A essência do novo trabalho poético de Escobar Nogueira são coisas vividas pelo autor nos últimos seis anos, coletadas aqui e ali, e armazenadas em sua memória. Quando ele lhe concede uma parada, na rotina frenética de professor nos cursos de pré-vestibular Fóton, em Santa Maria, e o Doctor, em Paso Fundo, essas leituras e impressões começam a lhe perturbar e enchem sua cabeça como matéria-prima para seus poemas. Para seu amigo e resenhista da orelha do livro, Sergius Gonzaga alguns dos poemas estão entre os melhores que ele já leu nós últimos tempos. Uma bela constatação. Sem exageros. Escobar está brilhante.

O poeta abandonou a agressividade de versos provocativos para adotar uma ironia sutil. Continua com o talento de sempre, que faz o leitor se compadecer de suas próprias desventuras, sem gargalhadas, mas com a satisfação de quem desopila o mau humor com o melhor antídoto: o riso. “O artista deve sofrer” cita o Manifesto sore a Vida do Artista, de Marina Abramovic, para alcançar a inspiração e falar de amor ou, se expor ao ridículo, mesmo, desde que valha uma boa piada ou um poema divertido. Leitor satisfeito é elogio à arte.
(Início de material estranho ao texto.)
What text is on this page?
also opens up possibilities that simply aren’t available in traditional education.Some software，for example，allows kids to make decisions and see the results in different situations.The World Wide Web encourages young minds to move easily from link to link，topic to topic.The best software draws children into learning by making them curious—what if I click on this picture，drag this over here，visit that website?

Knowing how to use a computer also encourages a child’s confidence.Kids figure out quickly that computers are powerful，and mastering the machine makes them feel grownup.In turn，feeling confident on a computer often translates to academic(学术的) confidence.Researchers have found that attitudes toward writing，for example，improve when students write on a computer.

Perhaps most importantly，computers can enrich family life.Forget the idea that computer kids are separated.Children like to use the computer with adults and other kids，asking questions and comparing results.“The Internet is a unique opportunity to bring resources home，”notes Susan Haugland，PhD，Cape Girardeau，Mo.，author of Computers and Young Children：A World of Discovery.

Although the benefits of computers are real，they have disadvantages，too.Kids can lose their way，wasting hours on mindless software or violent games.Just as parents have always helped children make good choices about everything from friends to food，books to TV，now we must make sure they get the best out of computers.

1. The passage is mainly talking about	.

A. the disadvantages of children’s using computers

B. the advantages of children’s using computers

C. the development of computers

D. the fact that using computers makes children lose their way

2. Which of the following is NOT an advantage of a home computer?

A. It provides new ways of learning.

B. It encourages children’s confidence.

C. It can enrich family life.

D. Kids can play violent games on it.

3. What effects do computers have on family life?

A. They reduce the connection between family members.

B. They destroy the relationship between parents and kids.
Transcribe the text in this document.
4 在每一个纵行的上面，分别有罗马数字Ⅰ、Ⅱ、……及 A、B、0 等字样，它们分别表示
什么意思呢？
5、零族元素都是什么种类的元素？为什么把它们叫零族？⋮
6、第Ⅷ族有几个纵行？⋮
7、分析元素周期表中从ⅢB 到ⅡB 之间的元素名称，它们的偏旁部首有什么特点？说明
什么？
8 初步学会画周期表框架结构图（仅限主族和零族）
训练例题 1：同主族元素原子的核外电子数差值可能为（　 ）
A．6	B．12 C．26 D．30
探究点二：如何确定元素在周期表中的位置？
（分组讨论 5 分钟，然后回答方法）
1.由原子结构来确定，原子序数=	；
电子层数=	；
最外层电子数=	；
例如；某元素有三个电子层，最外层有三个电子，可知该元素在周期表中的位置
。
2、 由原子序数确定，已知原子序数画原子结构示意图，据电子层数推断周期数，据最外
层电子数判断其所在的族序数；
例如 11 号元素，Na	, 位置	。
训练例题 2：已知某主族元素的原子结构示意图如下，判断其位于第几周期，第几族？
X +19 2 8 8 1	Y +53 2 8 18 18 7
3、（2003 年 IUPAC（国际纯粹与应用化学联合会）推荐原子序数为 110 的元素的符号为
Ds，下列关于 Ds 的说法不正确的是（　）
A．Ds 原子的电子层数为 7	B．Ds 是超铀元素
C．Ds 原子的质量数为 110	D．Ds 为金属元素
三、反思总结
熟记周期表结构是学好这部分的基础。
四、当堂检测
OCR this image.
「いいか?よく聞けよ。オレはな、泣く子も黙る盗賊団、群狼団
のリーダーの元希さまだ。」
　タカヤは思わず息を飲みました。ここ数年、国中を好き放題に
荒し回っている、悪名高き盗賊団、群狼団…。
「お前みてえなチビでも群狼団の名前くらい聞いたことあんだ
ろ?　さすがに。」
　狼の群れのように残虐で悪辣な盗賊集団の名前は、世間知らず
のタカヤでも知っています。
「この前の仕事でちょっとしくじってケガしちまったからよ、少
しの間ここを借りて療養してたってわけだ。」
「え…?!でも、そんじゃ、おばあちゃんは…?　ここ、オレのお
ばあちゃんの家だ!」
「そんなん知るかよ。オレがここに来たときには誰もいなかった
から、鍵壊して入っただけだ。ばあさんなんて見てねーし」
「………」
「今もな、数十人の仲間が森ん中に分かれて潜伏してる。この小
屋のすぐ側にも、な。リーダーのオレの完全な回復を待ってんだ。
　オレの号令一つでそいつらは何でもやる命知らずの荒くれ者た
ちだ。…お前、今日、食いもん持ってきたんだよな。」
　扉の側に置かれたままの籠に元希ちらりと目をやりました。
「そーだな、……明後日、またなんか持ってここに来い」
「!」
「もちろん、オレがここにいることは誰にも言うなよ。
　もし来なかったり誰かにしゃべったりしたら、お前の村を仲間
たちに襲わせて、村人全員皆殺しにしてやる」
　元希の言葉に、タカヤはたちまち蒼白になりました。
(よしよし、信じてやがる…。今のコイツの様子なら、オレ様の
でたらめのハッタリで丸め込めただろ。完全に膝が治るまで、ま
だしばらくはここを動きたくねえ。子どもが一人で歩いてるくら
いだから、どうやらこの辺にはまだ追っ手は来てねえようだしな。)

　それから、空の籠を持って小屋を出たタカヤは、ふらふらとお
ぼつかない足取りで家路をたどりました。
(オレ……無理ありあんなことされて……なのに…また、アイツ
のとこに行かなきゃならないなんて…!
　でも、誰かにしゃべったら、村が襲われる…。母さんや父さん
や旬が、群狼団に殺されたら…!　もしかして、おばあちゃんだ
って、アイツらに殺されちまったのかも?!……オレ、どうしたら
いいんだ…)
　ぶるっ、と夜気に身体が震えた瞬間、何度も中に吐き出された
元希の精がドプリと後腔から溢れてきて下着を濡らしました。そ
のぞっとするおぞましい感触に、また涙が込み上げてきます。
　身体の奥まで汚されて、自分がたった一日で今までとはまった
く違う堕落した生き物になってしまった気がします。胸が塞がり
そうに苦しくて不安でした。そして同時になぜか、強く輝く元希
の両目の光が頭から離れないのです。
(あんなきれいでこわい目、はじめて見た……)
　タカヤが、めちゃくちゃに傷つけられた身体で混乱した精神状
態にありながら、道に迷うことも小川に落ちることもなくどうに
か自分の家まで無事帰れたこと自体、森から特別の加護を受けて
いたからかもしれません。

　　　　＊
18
Escobar Nogueira está num grande momento de inspiração e criatividade – numa “boa fase”, diríamos, se ele ainda estivesse pela ponta-esquerda do São Luiz, chegando ao fundo e botando bola no meio da área, tipo Dedé. O jogo continua em outras paradas e Escobar está cotadíssimo para a seleção dos leitores que buscam construções poéticas que despertam sentimentos, antagônicos como alegria e tristeza, e outros, melancólicos, filosóficos e existenciais.

O lançamento do livro, em Pejuçara, aconteceu na noite de quarta-feira (28/10) durante o Jantar de Integração entre os Professores e Funcionários da Rede Municipal e Estadual de Ensino. As atividades foram organizadas pelas Direções das Escolas, Secretaria de Educação e Departamento de Eventos. A festa contemplou o transcurso do Dia do Professor e do Funcionário Público. A conversa motivacional feita pelo autor Escobar Nogueira, na sede social do Lions Clube, proporcionou momentos de descontração e alegria, pela grande capacidade comunicativa e graça do palestrante, refletindo sobre "as contradições em se fazer o que se gosta todos os dias". O prefeito Eduardo Buzzatti e a Primeira Dama Maria Lúcia parabenizaram o autor pela beleza poética da obra literária.